Existem muitos tipos de arranjos que poderiam ser enxergados como uma hierarquia, como a cadeia de comando militar, um time de futebol e seu treinador, um empregador e seus funcionários, um professor e seus estudantes, etc. De fato, em um sentido amplo, remover a “hierarquia” da sociedade significaria remover qualquer situação em que uma pessoa instrui ou dá ordens sobre o que deve ser feito. Mas a verdade é que atingir esse objetivo é impossível, e ficar tentando alcançá-lo é insanidade.

Imagine se, de uma hora para outra, ninguém mais seguisse as instruções de ninguém, em todas as empresas, organizações ou grupos de pessoas. Imagine um time de futebol onde cada jogador decidisse por conta própria em que posição ele iria jogar, ao invés de se sujeitar à “hierarquia” do treinador. Imagine uma companhia que não tivesse nenhum plano sobre o produto que ela estivesse fazendo ou nenhum plano sobre a função de cada funcionário. Uma estrutura organizacional pode ser muito restritiva, muito frouxa ou um meio termo entre os dois, mas é quase impossível realizar qualquer coisa complexa sem que haja alguém para organizar as tarefas.

A partir do momento em que você tem uma organização, você também precisa ter alguma forma de hierarquia. É claro que a sociedade iria viver melhor sem alguns certos tipos de hierarquia. Existem duas maneiras através das quais uma hierarquia pode ser imoral e destrutiva: 1) quando aqueles no “topo” usam a força para exigir a obediência de seus subordinados e 2) quando aqueles que estão seguindo as ordens acham que não tem responsabilidade pelas suas próprias ações. Em outras palavras, a hierarquia se torna perigosa quando há “autoridade” – quando as pessoas que dão as ordens acreditam que elas têm o direito de forçar outras pessoas a fazer certas coisas e quando os subordinados acreditam que eles têm a obrigação de obedecer as ordens. Mas o problema está na crença em “autoridade” em si, e não na presença de uma hierarquia.

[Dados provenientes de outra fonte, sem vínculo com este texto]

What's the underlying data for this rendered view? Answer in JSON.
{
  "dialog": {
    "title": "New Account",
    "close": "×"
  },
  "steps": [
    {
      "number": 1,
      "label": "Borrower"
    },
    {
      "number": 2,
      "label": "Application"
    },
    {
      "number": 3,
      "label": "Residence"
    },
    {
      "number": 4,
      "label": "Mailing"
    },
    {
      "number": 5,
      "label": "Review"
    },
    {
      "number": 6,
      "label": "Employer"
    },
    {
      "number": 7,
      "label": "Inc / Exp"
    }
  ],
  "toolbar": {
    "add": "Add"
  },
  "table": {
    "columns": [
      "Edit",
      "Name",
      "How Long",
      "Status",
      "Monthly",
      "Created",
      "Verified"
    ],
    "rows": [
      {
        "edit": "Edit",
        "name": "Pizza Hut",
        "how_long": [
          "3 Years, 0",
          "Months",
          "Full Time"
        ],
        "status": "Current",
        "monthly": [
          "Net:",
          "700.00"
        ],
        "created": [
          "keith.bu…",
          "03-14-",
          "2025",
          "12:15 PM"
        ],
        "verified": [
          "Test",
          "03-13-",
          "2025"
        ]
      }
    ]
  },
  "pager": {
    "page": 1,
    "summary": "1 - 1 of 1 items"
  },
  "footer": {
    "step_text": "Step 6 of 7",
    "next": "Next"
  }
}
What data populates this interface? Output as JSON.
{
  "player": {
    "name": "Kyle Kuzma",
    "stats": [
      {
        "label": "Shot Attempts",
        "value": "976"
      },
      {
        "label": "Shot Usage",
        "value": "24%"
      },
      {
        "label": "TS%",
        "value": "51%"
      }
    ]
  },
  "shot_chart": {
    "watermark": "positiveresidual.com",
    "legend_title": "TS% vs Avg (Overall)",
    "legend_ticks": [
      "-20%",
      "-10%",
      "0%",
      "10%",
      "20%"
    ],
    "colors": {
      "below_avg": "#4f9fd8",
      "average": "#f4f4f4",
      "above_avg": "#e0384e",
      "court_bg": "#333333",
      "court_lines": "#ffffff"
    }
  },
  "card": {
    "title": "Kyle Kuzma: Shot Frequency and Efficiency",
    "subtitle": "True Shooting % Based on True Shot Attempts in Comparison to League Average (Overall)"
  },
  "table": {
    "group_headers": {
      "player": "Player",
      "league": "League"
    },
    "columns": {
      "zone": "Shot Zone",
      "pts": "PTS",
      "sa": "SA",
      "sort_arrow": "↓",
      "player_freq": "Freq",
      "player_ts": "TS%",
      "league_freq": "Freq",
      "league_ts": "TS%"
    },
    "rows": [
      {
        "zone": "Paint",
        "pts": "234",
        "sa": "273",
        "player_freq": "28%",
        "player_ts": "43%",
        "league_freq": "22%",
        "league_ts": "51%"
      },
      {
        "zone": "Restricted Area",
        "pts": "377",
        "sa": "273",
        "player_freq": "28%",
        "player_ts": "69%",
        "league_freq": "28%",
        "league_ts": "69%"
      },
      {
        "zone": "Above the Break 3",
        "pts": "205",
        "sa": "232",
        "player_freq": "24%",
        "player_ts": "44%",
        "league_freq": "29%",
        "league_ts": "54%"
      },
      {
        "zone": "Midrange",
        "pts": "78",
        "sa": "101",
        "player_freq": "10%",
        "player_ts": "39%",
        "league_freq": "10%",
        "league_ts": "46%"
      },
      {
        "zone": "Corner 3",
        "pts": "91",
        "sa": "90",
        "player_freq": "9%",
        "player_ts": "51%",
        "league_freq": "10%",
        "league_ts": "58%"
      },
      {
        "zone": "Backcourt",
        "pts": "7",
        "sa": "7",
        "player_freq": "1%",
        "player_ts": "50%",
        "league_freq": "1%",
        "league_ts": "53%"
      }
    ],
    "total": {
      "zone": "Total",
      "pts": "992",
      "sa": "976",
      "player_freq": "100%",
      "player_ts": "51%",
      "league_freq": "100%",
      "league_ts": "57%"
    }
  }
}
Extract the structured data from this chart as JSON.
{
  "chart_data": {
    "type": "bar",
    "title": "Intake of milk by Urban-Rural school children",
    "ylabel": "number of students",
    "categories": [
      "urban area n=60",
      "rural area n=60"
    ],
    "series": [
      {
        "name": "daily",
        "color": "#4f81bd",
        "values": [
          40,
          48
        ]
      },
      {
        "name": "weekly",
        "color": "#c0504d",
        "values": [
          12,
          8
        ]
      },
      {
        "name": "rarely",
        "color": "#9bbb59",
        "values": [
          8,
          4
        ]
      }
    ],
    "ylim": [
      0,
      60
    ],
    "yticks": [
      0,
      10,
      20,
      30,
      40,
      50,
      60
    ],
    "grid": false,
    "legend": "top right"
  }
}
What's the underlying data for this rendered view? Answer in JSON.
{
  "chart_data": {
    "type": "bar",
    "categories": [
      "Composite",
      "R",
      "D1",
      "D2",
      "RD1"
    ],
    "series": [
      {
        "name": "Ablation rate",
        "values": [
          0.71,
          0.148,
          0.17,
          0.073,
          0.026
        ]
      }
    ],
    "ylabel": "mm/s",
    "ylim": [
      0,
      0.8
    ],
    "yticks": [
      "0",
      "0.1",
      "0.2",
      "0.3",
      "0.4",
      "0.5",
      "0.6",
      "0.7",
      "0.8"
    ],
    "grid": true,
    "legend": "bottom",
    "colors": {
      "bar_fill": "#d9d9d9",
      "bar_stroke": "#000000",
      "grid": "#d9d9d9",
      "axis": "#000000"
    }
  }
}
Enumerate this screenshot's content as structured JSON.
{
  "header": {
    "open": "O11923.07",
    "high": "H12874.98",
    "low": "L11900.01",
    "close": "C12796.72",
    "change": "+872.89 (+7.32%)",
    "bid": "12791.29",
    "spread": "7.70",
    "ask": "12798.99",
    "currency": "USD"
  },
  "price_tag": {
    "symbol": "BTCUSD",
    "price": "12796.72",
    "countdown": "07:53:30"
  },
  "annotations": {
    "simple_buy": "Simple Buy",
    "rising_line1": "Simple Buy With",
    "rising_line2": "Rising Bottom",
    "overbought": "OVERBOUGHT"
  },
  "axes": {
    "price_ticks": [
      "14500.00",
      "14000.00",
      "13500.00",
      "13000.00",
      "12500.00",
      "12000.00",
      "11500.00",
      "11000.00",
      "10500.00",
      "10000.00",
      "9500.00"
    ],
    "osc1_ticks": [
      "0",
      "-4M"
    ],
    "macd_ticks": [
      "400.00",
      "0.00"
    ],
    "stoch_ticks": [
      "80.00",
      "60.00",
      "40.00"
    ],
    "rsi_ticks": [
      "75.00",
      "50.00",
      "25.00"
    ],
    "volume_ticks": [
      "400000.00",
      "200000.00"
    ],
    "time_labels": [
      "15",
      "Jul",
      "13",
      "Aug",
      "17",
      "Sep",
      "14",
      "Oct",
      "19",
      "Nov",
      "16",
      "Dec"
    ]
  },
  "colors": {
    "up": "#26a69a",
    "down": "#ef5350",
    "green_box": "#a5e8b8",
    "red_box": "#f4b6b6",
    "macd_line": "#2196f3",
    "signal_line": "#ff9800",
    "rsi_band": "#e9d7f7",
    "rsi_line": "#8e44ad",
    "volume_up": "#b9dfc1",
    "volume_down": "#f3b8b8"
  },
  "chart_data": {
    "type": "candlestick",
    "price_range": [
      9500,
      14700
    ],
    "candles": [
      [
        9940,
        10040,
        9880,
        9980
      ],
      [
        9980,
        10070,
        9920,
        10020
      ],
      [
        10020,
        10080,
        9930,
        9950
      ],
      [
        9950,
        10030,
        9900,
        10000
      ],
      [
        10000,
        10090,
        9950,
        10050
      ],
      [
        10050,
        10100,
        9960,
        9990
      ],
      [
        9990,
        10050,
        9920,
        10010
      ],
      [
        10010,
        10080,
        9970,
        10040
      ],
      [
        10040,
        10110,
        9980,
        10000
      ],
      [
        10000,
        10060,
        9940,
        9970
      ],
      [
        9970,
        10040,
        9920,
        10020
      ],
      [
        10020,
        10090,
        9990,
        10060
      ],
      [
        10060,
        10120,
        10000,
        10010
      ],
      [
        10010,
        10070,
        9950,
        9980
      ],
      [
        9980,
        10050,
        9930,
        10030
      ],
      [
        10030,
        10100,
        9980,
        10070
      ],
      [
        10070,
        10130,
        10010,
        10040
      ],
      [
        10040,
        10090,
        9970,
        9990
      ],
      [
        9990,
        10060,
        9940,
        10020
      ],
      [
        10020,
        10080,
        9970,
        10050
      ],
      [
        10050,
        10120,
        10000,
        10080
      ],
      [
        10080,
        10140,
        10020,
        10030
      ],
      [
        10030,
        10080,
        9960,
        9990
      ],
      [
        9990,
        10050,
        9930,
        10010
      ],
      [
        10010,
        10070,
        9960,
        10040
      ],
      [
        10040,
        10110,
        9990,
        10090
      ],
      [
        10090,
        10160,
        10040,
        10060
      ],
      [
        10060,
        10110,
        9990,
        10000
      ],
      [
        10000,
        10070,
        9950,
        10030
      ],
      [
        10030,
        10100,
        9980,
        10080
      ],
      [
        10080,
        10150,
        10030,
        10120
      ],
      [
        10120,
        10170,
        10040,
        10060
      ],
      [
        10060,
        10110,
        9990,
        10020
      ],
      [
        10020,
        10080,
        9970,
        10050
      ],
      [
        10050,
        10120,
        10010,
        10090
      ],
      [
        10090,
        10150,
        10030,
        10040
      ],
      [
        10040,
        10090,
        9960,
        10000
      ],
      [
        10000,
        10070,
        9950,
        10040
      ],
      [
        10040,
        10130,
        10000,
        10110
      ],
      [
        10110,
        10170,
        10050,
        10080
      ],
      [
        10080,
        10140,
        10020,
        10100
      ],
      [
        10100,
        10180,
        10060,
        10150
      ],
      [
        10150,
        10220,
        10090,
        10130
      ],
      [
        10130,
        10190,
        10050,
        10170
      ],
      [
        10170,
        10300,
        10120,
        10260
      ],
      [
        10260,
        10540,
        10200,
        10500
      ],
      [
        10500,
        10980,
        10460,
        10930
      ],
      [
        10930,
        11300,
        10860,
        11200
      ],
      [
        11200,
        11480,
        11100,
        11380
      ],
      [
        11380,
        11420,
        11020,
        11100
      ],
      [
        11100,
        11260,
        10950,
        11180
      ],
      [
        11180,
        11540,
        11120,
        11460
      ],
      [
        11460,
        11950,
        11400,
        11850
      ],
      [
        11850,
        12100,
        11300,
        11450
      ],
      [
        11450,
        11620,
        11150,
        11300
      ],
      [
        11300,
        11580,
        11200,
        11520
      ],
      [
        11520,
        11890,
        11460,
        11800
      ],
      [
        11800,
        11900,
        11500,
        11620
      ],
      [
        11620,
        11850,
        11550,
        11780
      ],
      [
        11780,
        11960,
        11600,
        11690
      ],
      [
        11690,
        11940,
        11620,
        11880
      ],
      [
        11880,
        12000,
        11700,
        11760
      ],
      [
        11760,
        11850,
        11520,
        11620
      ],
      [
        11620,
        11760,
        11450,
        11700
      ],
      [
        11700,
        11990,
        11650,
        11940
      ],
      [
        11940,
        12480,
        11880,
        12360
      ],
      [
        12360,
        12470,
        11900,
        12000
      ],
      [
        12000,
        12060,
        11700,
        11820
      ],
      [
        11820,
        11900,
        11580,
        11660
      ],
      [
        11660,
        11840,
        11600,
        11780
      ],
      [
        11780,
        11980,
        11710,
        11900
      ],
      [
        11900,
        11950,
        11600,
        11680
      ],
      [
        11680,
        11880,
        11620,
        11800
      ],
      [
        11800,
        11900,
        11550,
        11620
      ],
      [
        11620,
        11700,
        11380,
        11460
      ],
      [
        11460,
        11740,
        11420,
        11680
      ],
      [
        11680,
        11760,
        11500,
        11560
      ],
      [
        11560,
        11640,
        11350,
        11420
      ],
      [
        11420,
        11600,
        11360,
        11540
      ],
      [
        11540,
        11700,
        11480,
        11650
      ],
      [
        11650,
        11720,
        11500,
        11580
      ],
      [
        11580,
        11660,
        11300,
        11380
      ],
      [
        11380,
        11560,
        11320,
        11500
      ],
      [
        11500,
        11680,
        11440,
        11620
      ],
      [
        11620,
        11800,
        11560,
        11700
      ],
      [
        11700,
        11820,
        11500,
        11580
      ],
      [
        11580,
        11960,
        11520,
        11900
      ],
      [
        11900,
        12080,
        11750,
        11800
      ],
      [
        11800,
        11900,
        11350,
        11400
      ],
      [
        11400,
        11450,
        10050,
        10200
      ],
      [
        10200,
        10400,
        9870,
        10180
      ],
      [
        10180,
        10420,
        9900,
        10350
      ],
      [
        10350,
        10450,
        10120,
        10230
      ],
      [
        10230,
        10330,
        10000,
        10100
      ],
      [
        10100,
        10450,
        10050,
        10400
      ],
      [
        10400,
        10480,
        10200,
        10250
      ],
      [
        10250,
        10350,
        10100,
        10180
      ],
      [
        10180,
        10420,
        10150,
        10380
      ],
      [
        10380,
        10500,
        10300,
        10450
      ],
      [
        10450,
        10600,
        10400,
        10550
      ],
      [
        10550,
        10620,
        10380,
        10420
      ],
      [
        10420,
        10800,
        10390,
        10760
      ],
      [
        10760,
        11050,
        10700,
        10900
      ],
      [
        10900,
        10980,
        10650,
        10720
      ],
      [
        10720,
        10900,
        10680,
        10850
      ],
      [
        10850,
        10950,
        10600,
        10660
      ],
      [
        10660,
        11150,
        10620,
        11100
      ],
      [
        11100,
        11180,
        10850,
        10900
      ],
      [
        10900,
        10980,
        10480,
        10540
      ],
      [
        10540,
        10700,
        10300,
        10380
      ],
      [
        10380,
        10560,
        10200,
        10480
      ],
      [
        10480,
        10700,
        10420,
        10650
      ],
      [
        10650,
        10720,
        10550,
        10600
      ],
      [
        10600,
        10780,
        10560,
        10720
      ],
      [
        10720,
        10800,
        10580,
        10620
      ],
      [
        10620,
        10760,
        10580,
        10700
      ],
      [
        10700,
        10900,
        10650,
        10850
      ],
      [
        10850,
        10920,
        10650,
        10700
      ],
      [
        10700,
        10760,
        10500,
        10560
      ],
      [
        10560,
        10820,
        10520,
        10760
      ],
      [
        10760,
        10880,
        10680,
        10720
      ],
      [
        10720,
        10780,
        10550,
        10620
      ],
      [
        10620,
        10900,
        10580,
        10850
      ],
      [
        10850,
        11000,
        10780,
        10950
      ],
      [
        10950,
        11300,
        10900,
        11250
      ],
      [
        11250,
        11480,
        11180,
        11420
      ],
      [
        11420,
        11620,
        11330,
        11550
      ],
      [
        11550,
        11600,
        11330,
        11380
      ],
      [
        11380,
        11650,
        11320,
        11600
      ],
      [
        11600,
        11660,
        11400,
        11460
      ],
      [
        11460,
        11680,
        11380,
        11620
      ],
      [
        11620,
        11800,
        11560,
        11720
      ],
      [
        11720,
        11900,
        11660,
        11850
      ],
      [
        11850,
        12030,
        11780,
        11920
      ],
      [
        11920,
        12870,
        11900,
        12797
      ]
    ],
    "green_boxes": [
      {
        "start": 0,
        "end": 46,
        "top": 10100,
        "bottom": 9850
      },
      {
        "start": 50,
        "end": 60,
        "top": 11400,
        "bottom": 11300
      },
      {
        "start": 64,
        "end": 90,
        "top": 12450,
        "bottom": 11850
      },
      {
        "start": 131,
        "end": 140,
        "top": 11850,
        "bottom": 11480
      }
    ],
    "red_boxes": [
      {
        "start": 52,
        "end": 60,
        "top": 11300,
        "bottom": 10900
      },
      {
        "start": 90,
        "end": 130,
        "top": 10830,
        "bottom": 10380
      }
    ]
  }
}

É comum vermos arranjos hierárquicos voluntários serem descritos através de terminologias autoritárias. Por exemplo, um empregador pode ser chamado de “chefe”, pois os chefes “mandam” nos “trabalhadores”. Mas os empregadores não tem o direito de forçar os seus funcionários a fazerem algum serviço. O único poder que o empregador realmente tem é o mesmo poder que o “funcionário” tem: o poder de terminar a relação de trabalho. Outra terminologia autoritária é usada quando um empregador quer parar de contratar o serviço de alguém: diz-se que ele está “mandando o funcionário para rua”. Quando o funcionário quer terminar o acordo, diz-se que ele está “pedindo a demissão”. Mas tanto o empregador quanto o empregado tem o mesmo poder, nenhum deles pode forçar a outra parte a fazer qualquer coisa contra a sua vontade. Ninguém é forçado a contratar ninguém. Ninguém é forçado a trabalhar para ninguém. E qualquer empregador que forçasse seus empregados a trabalhar para ele, contra as suas vontades, seria imediatamente reconhecido como um criminoso.

Além disso, qualquer funcionário que seguisse instruções para cometer fraudes, roubos, agressões ou assassinatos e depois dissesse, “Eu só estava seguindo ordens”, também seria reconhecido como um criminoso. Se as pessoas não acreditassem em “autoridade”, elas não achariam que uma hierarquia poderia transformar a moralidade de suas ações (transformar uma coisa má em uma coisa boa).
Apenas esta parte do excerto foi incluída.